Saturday, July 23, 2005

The zebra meeting

As I stood on the Zimbabwean plain, the grass, greener than I had expected, was tickling my ankles in the back of my brain, I felt the immense power and intelligence of the zebra in front of me. We stood maybe 60 feet apart watching each other for a moment, assessing ones’ reasons for being there. The sun beat intensely upon my back, pushing me to move first. Slowly approaching this zebra asking to be let into his world he allowed my entrance. I remember the tension in my body. My left thigh kept twitching not being able to fully conceal my anxiety and excitement. I don’t remember how long I was there, it seemed like a moment and a lifetime at once. I felt my heart beat with all the work I had done to get here. All the sacrifices I had made. All the evenings I spent alone to further my work and this trip. All the things I had given up and taken on to build my soul into one that was ready for this moment. I knew he felt it too. He could smell my pride. He could see the adoration in my eyes. He could feel my respect in each gentle chosen step upon his living room rug. He waited for me. He allowed me to control the movements but in doing so he had control over me. His aura of strength and pride swelled around him, sending fear into those who stood behind me but sending a sensual calmness into me. I was maybe twenty feet from this beast. I could see his lungs expand and compress. I could feel the beauty and wild nature behind his eyes.

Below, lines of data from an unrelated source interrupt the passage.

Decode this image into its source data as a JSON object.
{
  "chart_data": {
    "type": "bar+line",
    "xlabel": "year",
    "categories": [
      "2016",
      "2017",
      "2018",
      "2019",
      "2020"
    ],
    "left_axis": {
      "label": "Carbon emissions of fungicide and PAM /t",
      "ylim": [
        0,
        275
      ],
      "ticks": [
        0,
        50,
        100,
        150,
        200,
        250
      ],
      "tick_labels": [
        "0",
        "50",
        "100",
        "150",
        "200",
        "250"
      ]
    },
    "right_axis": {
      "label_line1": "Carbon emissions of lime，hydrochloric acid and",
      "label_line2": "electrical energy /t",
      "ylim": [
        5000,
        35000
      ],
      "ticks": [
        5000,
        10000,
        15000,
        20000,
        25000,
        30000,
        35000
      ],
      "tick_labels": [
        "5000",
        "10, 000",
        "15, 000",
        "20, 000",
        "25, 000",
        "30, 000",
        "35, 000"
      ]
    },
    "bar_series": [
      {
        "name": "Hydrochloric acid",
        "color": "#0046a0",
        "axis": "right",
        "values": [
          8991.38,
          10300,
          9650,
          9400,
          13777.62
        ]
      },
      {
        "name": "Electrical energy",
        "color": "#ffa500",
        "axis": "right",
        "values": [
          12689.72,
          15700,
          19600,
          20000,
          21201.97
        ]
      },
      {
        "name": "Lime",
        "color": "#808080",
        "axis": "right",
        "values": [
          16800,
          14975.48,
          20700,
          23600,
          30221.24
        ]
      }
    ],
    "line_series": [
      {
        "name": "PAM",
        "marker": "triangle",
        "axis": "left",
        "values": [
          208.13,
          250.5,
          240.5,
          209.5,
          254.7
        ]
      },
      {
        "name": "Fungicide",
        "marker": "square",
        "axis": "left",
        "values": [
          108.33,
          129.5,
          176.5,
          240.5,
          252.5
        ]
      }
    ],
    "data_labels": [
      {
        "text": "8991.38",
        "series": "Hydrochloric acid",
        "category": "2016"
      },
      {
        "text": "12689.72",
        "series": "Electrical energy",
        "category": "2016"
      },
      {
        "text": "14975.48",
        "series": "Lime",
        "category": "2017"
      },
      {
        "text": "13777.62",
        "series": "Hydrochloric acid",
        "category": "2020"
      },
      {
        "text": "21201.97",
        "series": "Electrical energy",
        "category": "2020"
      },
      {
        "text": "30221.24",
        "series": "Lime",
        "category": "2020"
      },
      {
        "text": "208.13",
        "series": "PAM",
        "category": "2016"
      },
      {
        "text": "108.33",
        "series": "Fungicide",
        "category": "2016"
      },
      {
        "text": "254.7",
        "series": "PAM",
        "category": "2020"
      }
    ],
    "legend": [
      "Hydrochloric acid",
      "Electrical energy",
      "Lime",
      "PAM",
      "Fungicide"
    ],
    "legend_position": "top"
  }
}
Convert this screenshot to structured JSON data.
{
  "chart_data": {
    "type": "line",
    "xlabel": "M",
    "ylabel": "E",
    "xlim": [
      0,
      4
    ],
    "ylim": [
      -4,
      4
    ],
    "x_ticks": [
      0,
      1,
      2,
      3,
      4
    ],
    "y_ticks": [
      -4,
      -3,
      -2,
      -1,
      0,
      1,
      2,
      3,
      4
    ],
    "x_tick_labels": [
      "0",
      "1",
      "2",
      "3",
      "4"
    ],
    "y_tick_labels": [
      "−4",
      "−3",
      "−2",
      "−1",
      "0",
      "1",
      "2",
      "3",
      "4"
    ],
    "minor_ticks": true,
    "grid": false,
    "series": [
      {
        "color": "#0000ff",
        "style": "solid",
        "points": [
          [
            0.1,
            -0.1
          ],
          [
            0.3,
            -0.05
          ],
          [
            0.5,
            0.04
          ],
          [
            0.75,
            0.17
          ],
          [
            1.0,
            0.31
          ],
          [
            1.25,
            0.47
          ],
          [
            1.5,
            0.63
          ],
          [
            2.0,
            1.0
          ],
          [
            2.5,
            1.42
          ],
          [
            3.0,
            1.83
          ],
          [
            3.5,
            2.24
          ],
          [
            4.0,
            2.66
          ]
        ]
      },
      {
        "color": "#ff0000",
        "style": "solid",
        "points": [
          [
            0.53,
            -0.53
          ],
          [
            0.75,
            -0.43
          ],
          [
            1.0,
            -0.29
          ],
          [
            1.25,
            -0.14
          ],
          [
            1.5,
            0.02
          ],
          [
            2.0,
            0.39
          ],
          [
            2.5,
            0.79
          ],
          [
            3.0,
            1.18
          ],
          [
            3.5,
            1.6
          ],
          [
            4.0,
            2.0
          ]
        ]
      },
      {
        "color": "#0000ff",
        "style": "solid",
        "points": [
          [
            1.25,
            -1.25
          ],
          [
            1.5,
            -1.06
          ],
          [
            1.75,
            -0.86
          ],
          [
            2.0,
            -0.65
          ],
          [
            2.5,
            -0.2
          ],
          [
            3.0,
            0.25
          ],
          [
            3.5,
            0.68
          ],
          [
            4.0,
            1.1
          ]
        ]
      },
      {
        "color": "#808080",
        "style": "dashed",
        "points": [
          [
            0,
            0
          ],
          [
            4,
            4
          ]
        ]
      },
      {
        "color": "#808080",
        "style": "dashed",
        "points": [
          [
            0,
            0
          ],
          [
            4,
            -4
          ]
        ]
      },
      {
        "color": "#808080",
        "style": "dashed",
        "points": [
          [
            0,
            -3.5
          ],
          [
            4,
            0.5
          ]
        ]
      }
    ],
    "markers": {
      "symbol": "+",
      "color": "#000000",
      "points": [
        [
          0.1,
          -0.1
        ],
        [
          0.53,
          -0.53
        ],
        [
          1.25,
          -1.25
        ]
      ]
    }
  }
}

Unfortunately my guide got nervous and stepped out of the jeep. In an instant he veered his eyes from me to the guide and turned from kindness to fear and anger. Then he was gone. Later my guide said he got out to “protect me” if needed.

I place this here to express how important wild nature is to me. I have always felt I’m a wild person. Someone who isn’t designed to be “broken”. A wild horse should run upon the land, not be penned on a farm. A panther sits upon a branch of a tree to create distance and force respect of its space. And there are only a few people, who truly understand pride, strength, and love that can enter the world of these beautiful animals. Who can see and feel the true nature of wild. Who shows respect for and believes love and kindness are paramount in this world.

Love

Welcome

Welcome,

I come to participate in the oh so exciting world of blogging. As of late I've found my head bursting with things that need to be said. Ponderings of the world, thoughts on relationships, or anything that seems to grow out of my head etc. etc. I hope that people will find my ponderings worthy reading on a regular basis. Maybe they are, and maybe they aren't. But I'm not out here to make a name or to make a living. Just trying to find a peacful, cathartic, intelligent way to express my own special blend of life.

And off we go......

I'm going to start right off with what is most important to me. Love. There is nothing more important in this world. There is nothing that should be more given to and applied in this world than love. I will reiterate this is so many ways in so many blogs that I'm sure people will get sick of it. But it is what I live my life by.
When is love not important?
Never
We feel love in the smallest of moments, an extra hand to hold the door for the next person coming through, a slight of turn as we pass by strangers, a smile to the newest of the world, a moment to acknowledge each other's pain and as the size and encompassing abilities of love grow we feel it's strength and power over us all. To see the love in it's larger scenes is harder though. For in seeing this love we also see the pain. There is always pain connected with love, black against white, curves against rigidity, cold against heat, and the same way the wind swirls heat around the world pushed through one space by cold and back again, we feel the glowing beauty of love pressed against the piercing daggers of pain.
So many spend their life hiding from pain and by colaboration hide from love as well. So many are scared of their feeling that neutrility is the best answer. Such a pedantic view of emotions has becoming so damaging to our society. We can no more eliminate pain then we can stop the wind from blowing. Yet we create walls around our heart, around our lives, around our soul to protect ourselves when all this really does is stiffle all feeling. We sit in our cage recirculating our exhaled air until we sufficate because of our own nessecity to breathe. NO more can we grow and thrive in this cage then a coral can grow without it's seawater. No more can we show our true colors to the world, our beat in the rhythm, our sensile pattern in the quilt, without our emotions exposed to the elements. And as the tree grows knots and curves it's trunk when damaged so do we, but in the end the tree has a story to tell, the tomato that is bruised is all that sweeter, and the person who has felt crushing earthquakes of pain and exhalting rhythms of love is all that more beautiful for experiencing life.